Die Redaktionen der “seriösen” Bereiche produzieren derweil überwiegend gequirlte Kacke.
August 5th, 2013 at 16:07
High sein, frei sein, mit 5 Öcken dabei sein.
Ob mir eine Leiharbeitsfirma den Slogan abkauft?
August 5th, 2013 at 16:27
https://www.arte.tv/de/high-sein-frei-sein-ueberall-dabei-sein/1592366.html
kam mir irgendwie bekannt vor! “Das Wir entscheidet” hatte die spd auch geklaut!!!
August 5th, 2013 at 16:40
Ihr wisst schon, dass es im Original heißt: “Terror muss dabei sein”? Nicht dass die Idioten vom VS hier was verpassen …
August 5th, 2013 at 16:41
@Hans Torbin
Der hammerharte Witz ist ja, daß die Sozen unserer Kleinstadt sich ihr Fest zum 150′sten und ihr Werbematerial von einer Leiharbeitsfirma finanzieren ließen.
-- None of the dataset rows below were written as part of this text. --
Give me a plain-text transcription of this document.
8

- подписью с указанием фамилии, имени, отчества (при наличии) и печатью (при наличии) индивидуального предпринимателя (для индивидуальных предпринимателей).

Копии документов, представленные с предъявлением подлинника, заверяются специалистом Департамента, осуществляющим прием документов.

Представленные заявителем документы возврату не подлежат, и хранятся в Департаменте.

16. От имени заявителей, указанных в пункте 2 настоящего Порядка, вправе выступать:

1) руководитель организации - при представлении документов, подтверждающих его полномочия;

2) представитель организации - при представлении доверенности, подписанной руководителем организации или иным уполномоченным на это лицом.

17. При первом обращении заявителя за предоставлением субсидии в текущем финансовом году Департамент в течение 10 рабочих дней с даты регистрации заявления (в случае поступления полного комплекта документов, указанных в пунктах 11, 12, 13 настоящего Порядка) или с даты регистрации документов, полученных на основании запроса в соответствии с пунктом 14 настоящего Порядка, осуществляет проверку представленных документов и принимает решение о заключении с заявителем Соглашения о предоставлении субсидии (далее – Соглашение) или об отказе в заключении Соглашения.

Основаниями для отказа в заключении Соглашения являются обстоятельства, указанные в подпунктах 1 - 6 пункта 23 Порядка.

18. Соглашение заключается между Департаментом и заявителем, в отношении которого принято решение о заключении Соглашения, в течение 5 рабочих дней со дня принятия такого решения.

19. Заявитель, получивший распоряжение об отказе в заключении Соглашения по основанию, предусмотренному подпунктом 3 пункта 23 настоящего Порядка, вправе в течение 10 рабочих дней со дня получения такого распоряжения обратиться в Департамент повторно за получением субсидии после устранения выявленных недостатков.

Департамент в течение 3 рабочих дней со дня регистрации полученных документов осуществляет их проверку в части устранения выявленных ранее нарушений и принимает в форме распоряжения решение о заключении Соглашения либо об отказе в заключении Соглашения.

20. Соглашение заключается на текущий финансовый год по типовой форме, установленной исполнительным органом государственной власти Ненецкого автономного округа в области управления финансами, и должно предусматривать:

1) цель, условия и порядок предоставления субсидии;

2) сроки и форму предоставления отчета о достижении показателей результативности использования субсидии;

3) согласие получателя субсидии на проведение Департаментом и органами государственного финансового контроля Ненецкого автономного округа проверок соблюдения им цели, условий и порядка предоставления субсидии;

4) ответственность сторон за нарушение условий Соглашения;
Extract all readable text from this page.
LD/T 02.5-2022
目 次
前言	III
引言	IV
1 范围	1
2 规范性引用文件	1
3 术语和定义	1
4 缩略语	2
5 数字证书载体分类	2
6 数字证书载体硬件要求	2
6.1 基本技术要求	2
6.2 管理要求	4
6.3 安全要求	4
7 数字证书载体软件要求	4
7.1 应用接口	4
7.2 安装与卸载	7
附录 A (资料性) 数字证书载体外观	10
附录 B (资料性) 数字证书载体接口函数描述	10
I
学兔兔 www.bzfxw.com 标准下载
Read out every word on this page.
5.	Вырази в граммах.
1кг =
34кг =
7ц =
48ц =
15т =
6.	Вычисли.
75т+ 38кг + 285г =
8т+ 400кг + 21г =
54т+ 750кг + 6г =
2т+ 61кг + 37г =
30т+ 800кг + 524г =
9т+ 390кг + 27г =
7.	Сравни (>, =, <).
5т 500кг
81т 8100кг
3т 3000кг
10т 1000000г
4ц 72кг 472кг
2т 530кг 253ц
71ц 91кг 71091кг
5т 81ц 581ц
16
Wirklichkeit voraus! Mir fällt dazu nix mehr ein!
August 5th, 2013 at 16:42
Vielleicht sollte man mal die 100 Euro riskieren und sich 200 Prekäre für ne Stunde einkaufen, die tun ja, was man ihnen sagt, oder?
August 5th, 2013 at 16:42
@flatter
Ich bin dafür zu alt…
August 5th, 2013 at 16:51
@flatter
Mal so betrachtet ist das gar nicht mal so eine schlechte Idee. Ne richtige Demo, jedem 5 Öcken in die Hand gedrückt, ja das macht mich nachdenklich. Irgendwie muß ich ja mal meine Erbschaft auf den Kopp haun.
August 5th, 2013 at 17:44
“Zu alt” gibt’s eh nicht. “Alt genug, um nix mehr zu verlieren” ist die Devise.
August 5th, 2013 at 18:49
@17: Gilt nur für beziehungslose Singles ohne Nachkömmlinge.
August 5th, 2013 at 19:05
Ach wat, man muss irgendwann loslassen können, aber vielleicht bist du zu jung ;-)
August 5th, 2013 at 19:54
Luege ist Wahrheit in Variation. Mein heutiges Tagewerk.
August 5th, 2013 at 20:14
@13:
Die Partei der Sozen macht einen auf modern und tarifgebunden – Focus Link: https://tiny.cc/72uc1w
Das Ganze kam im Juli auf fefe.
“Wir müssen fleißig sein und bescheiden, die Märkte® brauchen das.”
Klar, das reden sich die Bürger jeden Tag ein, bis sie am Ende des Arbeiterlebens ein dickes Loch in der Rentenkasse sehen und sich fragen, warum sie all die Jahre einzahlten, am Ende aber die Miete nicht mehr bezahlen können.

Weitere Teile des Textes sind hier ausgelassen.